Derek Cressman began working professionally to reduce big money in politics in 1995 with non-partisan organizations including Common Cause and the Public Interest Research Groups. As U.S. PIRG’s democracy program director, he was the first professional advocate in Washington, D.C. to support a constitutional amendment to limit campaign spending.

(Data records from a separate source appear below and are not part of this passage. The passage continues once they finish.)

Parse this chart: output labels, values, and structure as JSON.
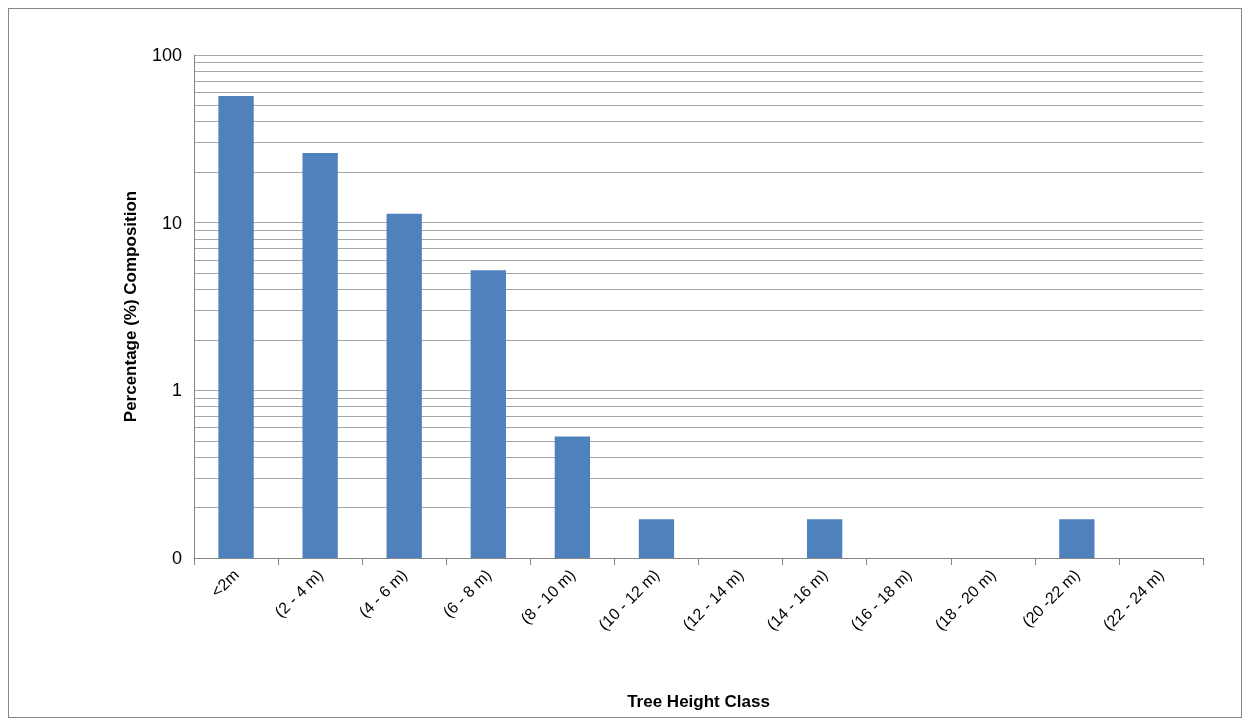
{
  "chart_data": {
    "type": "bar",
    "xlabel": "Tree Height Class",
    "ylabel": "Percentage (%) Composition",
    "categories": [
      "<2m",
      "(2 - 4 m)",
      "(4 - 6 m)",
      "(6 - 8 m)",
      "(8 - 10 m)",
      "(10 - 12 m)",
      "(12 - 14 m)",
      "(14 - 16 m)",
      "(16 - 18 m)",
      "(18 - 20 m)",
      "(20 -22 m)",
      "(22 - 24 m)"
    ],
    "values": [
      57,
      26,
      11.3,
      5.2,
      0.53,
      0.17,
      null,
      0.17,
      null,
      null,
      0.17,
      null
    ],
    "color": "#4f81bd",
    "log": "y",
    "ylim": [
      0.1,
      100
    ],
    "yticks": [
      {
        "value": 0.1,
        "label": "0"
      },
      {
        "value": 0.2,
        "label": null
      },
      {
        "value": 0.3,
        "label": null
      },
      {
        "value": 0.4,
        "label": null
      },
      {
        "value": 0.5,
        "label": null
      },
      {
        "value": 0.6,
        "label": null
      },
      {
        "value": 0.7,
        "label": null
      },
      {
        "value": 0.8,
        "label": null
      },
      {
        "value": 0.9,
        "label": null
      },
      1,
      {
        "value": 2,
        "label": null
      },
      {
        "value": 3,
        "label": null
      },
      {
        "value": 4,
        "label": null
      },
      {
        "value": 5,
        "label": null
      },
      {
        "value": 6,
        "label": null
      },
      {
        "value": 7,
        "label": null
      },
      {
        "value": 8,
        "label": null
      },
      {
        "value": 9,
        "label": null
      },
      10,
      {
        "value": 20,
        "label": null
      },
      {
        "value": 30,
        "label": null
      },
      {
        "value": 40,
        "label": null
      },
      {
        "value": 50,
        "label": null
      },
      {
        "value": 60,
        "label": null
      },
      {
        "value": 70,
        "label": null
      },
      {
        "value": 80,
        "label": null
      },
      {
        "value": 90,
        "label": null
      },
      100
    ],
    "grid": "y"
  }
}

As director of Common Cause’s Amend 2012 campaign, Cressman was the architect behind voter instruction measures in Montana, Colorado, Massachusetts and California where voters demanded Congress pass an amendment to overturn the Supreme Court’s ruling in Citizens United v. FEC. In 2014, Derek Cressman ran for California Secretary of State. Though he didn’t win his election, the legislature responded to his campaign, and the efforts of others, by referring a question to the November 2014 ballot instructing Congress to overturn the Citizens United ruling – the central plank of Derek’s campaign platform. Both during and after his campaign, Derek joined the March for Democracy where activists walked from Los Angeles to Sacramento, culminating in a non-violent civil disobedience were many were arrested for a sit in at the state Capitol.
Cressman has testified before committees of the United States Senate, California Assembly and Senate, California Fair Political Practices Commission, served as an expert in federal litigation, and authored and co-authored numerous reports as well as one previous book: The Recall’s Broken Promise—How Big Money Still Runs California Politics. Derek has appeared extensively in the media including USA Today, the Associated Press, the New York Times, the Los Angeles Times, Roll Call, The Hill, National Journal, The Christian Science Monitor, the Washington Times, the Boston Globe, the San Francisco Chronicle, the San Jose Mercury News, the Sacramento Bee, the Atlanta Journal Constitution, the Austin American Statesman, the Orlando Sentinel, the Albuquerque Journal, and the Kansas City Star.
When he’s not working to improve our democracy, Derek enjoys spending time with his wife and two daughters. He credits his time running marathons and mountaineering with building his fortitude to tackle obstacles like the U.S. Supreme Court. He is an avid woodworker and picks at the banjo when he needs a break. Derek grew up in Colorado Springs and graduated cum laude from Williams College in 1990 with a degree in political science.